The program opened with the Dairy Statesmen, followed by a superb (and young) barbershop quartet from up around the Appleton area. . . and the finale of the evening was the mass men’s chorus singing two semi-classical pieces and two songs in barbershop style. But before the finale, like last year, a few minutes were taken to celebrate the solo voice. Last year that was primarily done by two of my best private voice students – Trevor Parker and Nic Sluss- Rodionov – but neither of them was around this year, and the concert fell during winter break so I couldn’t call on any of my Carthage students either. So they had to make do with Greg Berg.

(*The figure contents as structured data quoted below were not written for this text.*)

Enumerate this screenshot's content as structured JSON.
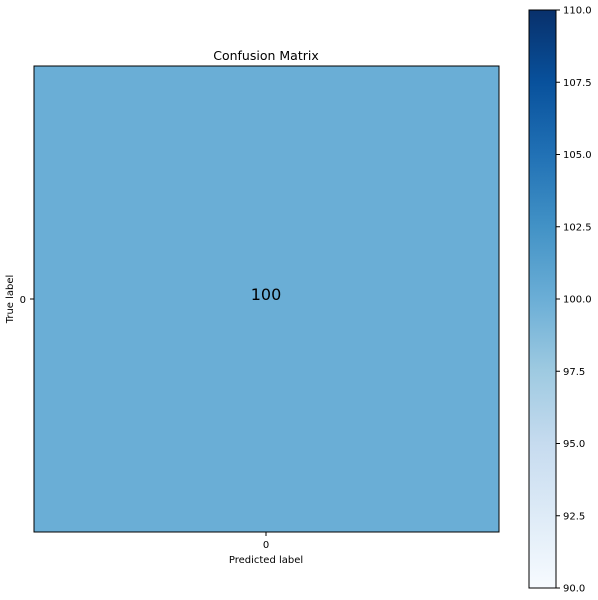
{
  "chart_data": {
    "type": "heatmap",
    "title": "Confusion Matrix",
    "xlabel": "Predicted label",
    "ylabel": "True label",
    "x_categories": [
      "0"
    ],
    "y_categories": [
      "0"
    ],
    "values": [
      [
        100
      ]
    ],
    "cell_labels": [
      [
        "100"
      ]
    ],
    "colormap": "Blues",
    "colorbar": {
      "min": 90.0,
      "max": 110.0,
      "ticks": [
        90.0,
        92.5,
        95.0,
        97.5,
        100.0,
        102.5,
        105.0,
        107.5,
        110.0
      ],
      "tick_labels": [
        "90.0",
        "92.5",
        "95.0",
        "97.5",
        "100.0",
        "102.5",
        "105.0",
        "107.5",
        "110.0"
      ]
    },
    "grid": false
  },
  "colors": {
    "cell": "#6aaed6",
    "colormap_stops": [
      "#f7fbff",
      "#deebf7",
      "#c6dbef",
      "#9ecae1",
      "#6baed6",
      "#4292c6",
      "#2171b5",
      "#08519c",
      "#08306b"
    ]
  }
}
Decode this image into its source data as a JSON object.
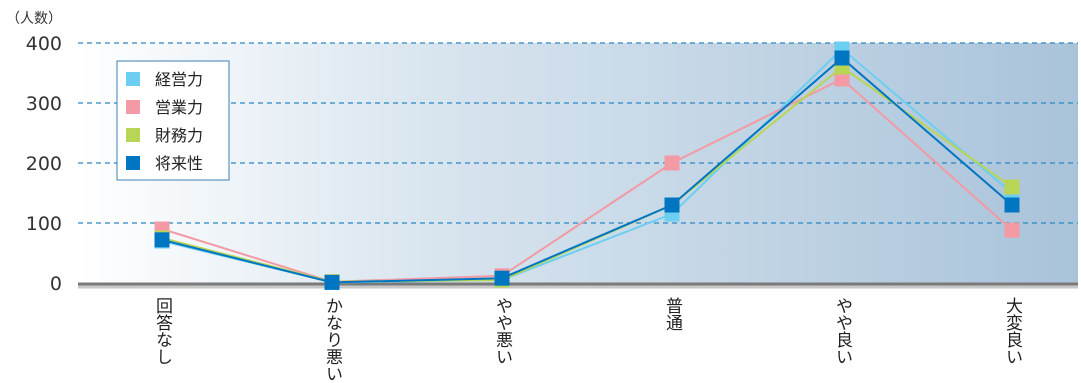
{
  "chart_data": {
    "type": "line",
    "ylabel": "（人数）",
    "ylim": [
      0,
      400
    ],
    "yticks": [
      "0",
      "100",
      "200",
      "300",
      "400"
    ],
    "grid": true,
    "legend_position": "top-left",
    "categories": [
      "回答なし",
      "かなり悪い",
      "やや悪い",
      "普通",
      "やや良い",
      "大変良い"
    ],
    "series": [
      {
        "name": "経営力",
        "color": "#6ccff2",
        "values": [
          70,
          1,
          5,
          115,
          390,
          150
        ]
      },
      {
        "name": "営業力",
        "color": "#f39aa4",
        "values": [
          90,
          2,
          12,
          200,
          340,
          88
        ]
      },
      {
        "name": "財務力",
        "color": "#b8d555",
        "values": [
          75,
          2,
          5,
          130,
          360,
          160
        ]
      },
      {
        "name": "将来性",
        "color": "#0075c2",
        "values": [
          72,
          1,
          8,
          130,
          375,
          130
        ]
      }
    ]
  }
}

The barbershop quartet I followed did a fantastic job, and I knew that I had to come out with something very lively and fun or it would feel like Greg Berg’s Mortuary Hour. So I started out with Aaron Copland’s Ching -a- Ring -Chaw, which proved to be a great choice. After that, I said that my second song was being sung to celebrate the birthday of one of the world’s greatest songwriters. . . but no, it wasn’t Irving Berlin or George Gershwin or Cole Porter. . . but rather Franz Schubert. I was tempted to sing something big and flashy but didn’t want to do anything too long- so I opted for his “Death and the Maiden,” which is only about two minutes long but has a bit of drama built into it . . . plus I get to descend to a low D at the end, which is kind of fun. (As fun as a song about death can be, I guess.) The last song was a request of Kathy’s dad, and had I not sung it I probably would have been written out of his will . . . but I’m always thrilled at the chance to sing “Old Man River” and was happy to oblige.

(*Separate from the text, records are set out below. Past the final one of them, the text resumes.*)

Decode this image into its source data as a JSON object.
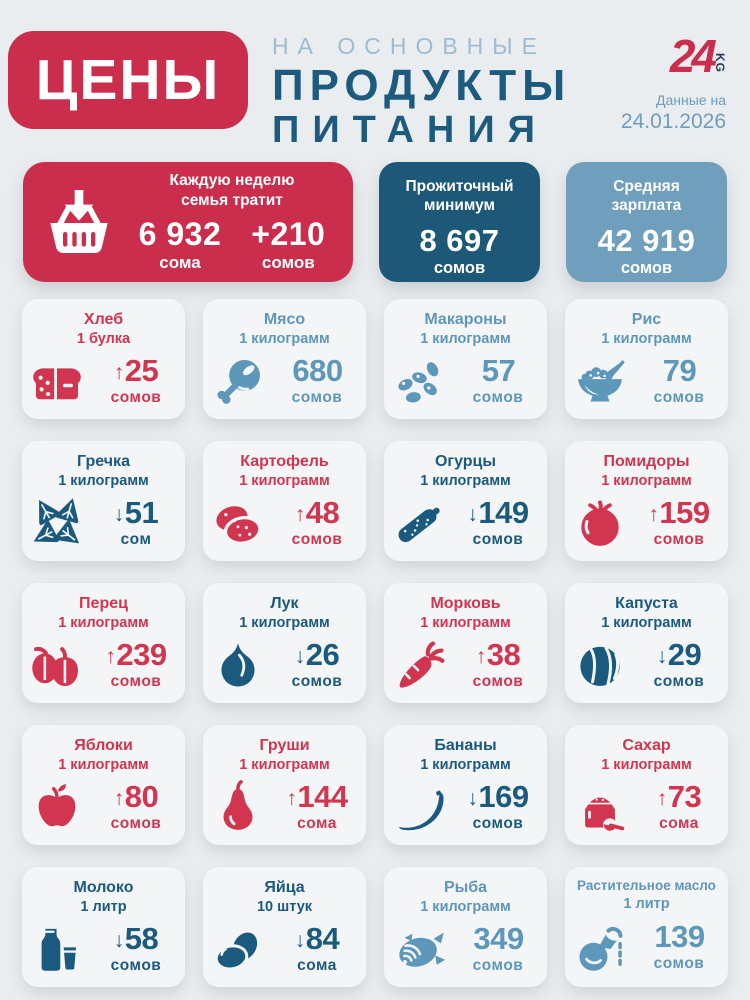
{
  "header": {
    "title_box": "ЦЕНЫ",
    "subtitle_line1": "НА ОСНОВНЫЕ",
    "subtitle_line2": "ПРОДУКТЫ",
    "subtitle_line3": "ПИТАНИЯ",
    "logo_number": "24",
    "logo_suffix": "KG",
    "date_label": "Данные на",
    "date_value": "24.01.2026"
  },
  "summary": {
    "weekly": {
      "title_line1": "Каждую неделю",
      "title_line2": "семья тратит",
      "amount": "6 932",
      "amount_unit": "сома",
      "change": "+210",
      "change_unit": "сомов"
    },
    "minimum": {
      "title_line1": "Прожиточный",
      "title_line2": "минимум",
      "amount": "8 697",
      "unit": "сомов"
    },
    "salary": {
      "title_line1": "Средняя",
      "title_line2": "зарплата",
      "amount": "42 919",
      "unit": "сомов"
    }
  },
  "colors": {
    "red": "#cb2e4c",
    "red_text": "#d2354f",
    "dark_blue": "#1d5878",
    "dark_blue_text": "#1a5a7e",
    "light_blue": "#6f9fbd",
    "light_blue_text": "#5d97ba",
    "background": "#eaedef",
    "card_background": "#f4f5f7"
  },
  "products": [
    {
      "name": "Хлеб",
      "quantity": "1 булка",
      "icon": "bread",
      "trend": "up",
      "value": "25",
      "unit": "сомов"
    },
    {
      "name": "Мясо",
      "quantity": "1 килограмм",
      "icon": "meat",
      "trend": "none",
      "value": "680",
      "unit": "сомов"
    },
    {
      "name": "Макароны",
      "quantity": "1 килограмм",
      "icon": "pasta",
      "trend": "none",
      "value": "57",
      "unit": "сомов"
    },
    {
      "name": "Рис",
      "quantity": "1 килограмм",
      "icon": "rice",
      "trend": "none",
      "value": "79",
      "unit": "сомов"
    },
    {
      "name": "Гречка",
      "quantity": "1 килограмм",
      "icon": "buckwheat",
      "trend": "down",
      "value": "51",
      "unit": "сом"
    },
    {
      "name": "Картофель",
      "quantity": "1 килограмм",
      "icon": "potato",
      "trend": "up",
      "value": "48",
      "unit": "сомов"
    },
    {
      "name": "Огурцы",
      "quantity": "1 килограмм",
      "icon": "cucumber",
      "trend": "down",
      "value": "149",
      "unit": "сомов"
    },
    {
      "name": "Помидоры",
      "quantity": "1 килограмм",
      "icon": "tomato",
      "trend": "up",
      "value": "159",
      "unit": "сомов"
    },
    {
      "name": "Перец",
      "quantity": "1 килограмм",
      "icon": "pepper",
      "trend": "up",
      "value": "239",
      "unit": "сомов"
    },
    {
      "name": "Лук",
      "quantity": "1 килограмм",
      "icon": "onion",
      "trend": "down",
      "value": "26",
      "unit": "сомов"
    },
    {
      "name": "Морковь",
      "quantity": "1 килограмм",
      "icon": "carrot",
      "trend": "up",
      "value": "38",
      "unit": "сомов"
    },
    {
      "name": "Капуста",
      "quantity": "1 килограмм",
      "icon": "cabbage",
      "trend": "down",
      "value": "29",
      "unit": "сомов"
    },
    {
      "name": "Яблоки",
      "quantity": "1 килограмм",
      "icon": "apple",
      "trend": "up",
      "value": "80",
      "unit": "сомов"
    },
    {
      "name": "Груши",
      "quantity": "1 килограмм",
      "icon": "pear",
      "trend": "up",
      "value": "144",
      "unit": "сома"
    },
    {
      "name": "Бананы",
      "quantity": "1 килограмм",
      "icon": "banana",
      "trend": "down",
      "value": "169",
      "unit": "сомов"
    },
    {
      "name": "Сахар",
      "quantity": "1 килограмм",
      "icon": "sugar",
      "trend": "up",
      "value": "73",
      "unit": "сома"
    },
    {
      "name": "Молоко",
      "quantity": "1 литр",
      "icon": "milk",
      "trend": "down",
      "value": "58",
      "unit": "сомов"
    },
    {
      "name": "Яйца",
      "quantity": "10 штук",
      "icon": "eggs",
      "trend": "down",
      "value": "84",
      "unit": "сома"
    },
    {
      "name": "Рыба",
      "quantity": "1 килограмм",
      "icon": "fish",
      "trend": "none",
      "value": "349",
      "unit": "сомов"
    },
    {
      "name": "Растительное масло",
      "quantity": "1 литр",
      "icon": "oil",
      "trend": "none",
      "value": "139",
      "unit": "сомов"
    }
  ],
  "chart_data": {
    "type": "table",
    "title": "Цены на основные продукты питания",
    "date": "24.01.2026",
    "summary": [
      {
        "label": "Каждую неделю семья тратит",
        "value": 6932,
        "unit": "сома",
        "change": 210
      },
      {
        "label": "Прожиточный минимум",
        "value": 8697,
        "unit": "сомов"
      },
      {
        "label": "Средняя зарплата",
        "value": 42919,
        "unit": "сомов"
      }
    ],
    "categories": [
      "Хлеб (1 булка)",
      "Мясо (1 кг)",
      "Макароны (1 кг)",
      "Рис (1 кг)",
      "Гречка (1 кг)",
      "Картофель (1 кг)",
      "Огурцы (1 кг)",
      "Помидоры (1 кг)",
      "Перец (1 кг)",
      "Лук (1 кг)",
      "Морковь (1 кг)",
      "Капуста (1 кг)",
      "Яблоки (1 кг)",
      "Груши (1 кг)",
      "Бананы (1 кг)",
      "Сахар (1 кг)",
      "Молоко (1 л)",
      "Яйца (10 шт)",
      "Рыба (1 кг)",
      "Растительное масло (1 л)"
    ],
    "values": [
      25,
      680,
      57,
      79,
      51,
      48,
      149,
      159,
      239,
      26,
      38,
      29,
      80,
      144,
      169,
      73,
      58,
      84,
      349,
      139
    ],
    "trends": [
      "up",
      "none",
      "none",
      "none",
      "down",
      "up",
      "down",
      "up",
      "up",
      "down",
      "up",
      "down",
      "up",
      "up",
      "down",
      "up",
      "down",
      "down",
      "none",
      "none"
    ],
    "ylabel": "сом"
  }
}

But the best part of the night happened right after that, when the mass choir took to the risers for their four songs – and they really raised the roof. And almost better than the sound of the singing was just seeing all of those young men giving their all. Several of the guys who seemed to be most enthusiastic were students of Polly’s from Tremper- and several of her guys who graduated last year actually found their way back to Carthage to be part of this again just because they enjoyed it so much the first time around.

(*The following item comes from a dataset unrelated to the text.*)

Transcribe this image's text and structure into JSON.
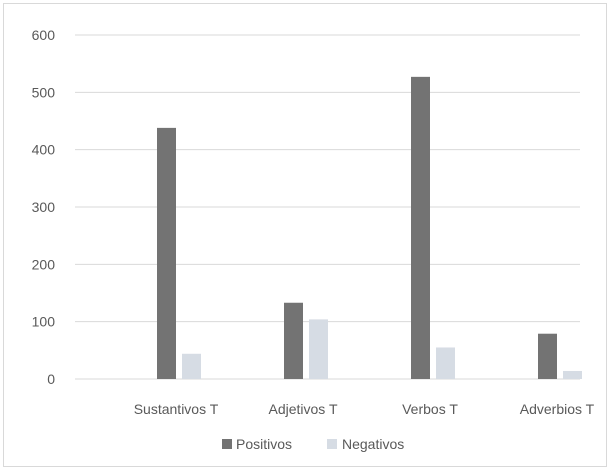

And at the center of it all was Kathy’s dad, acting as a most congenial master-of-ceremonies and just so delighted to see this event so well-received. And it truly was thrilling and encouraging to hear that group of 100+ guys cut loose with that massive, rich sound – and to look so happy doing it. The guys came in all shapes and sizes – and although the name of the concert seemed to imply that this was supposed to be a celebration of big, burly men singing, in fact quite a few of the guys looked more like members of the chess team than football team. . . . but that was neat as well – to see such a impressively wide range of men on those risers, with very little in common apart from their mutual love of singing.
pictured above: The mass choir under the capable direction of my faculty colleague Peter Dennee. By the way, the title of this blog entry is a reference to a once- famous book titled “Real Men Don’t Eat Quiche.” I may not be the burliest He-Man around, but I don’t like quiche, which may be why I love that book title so much.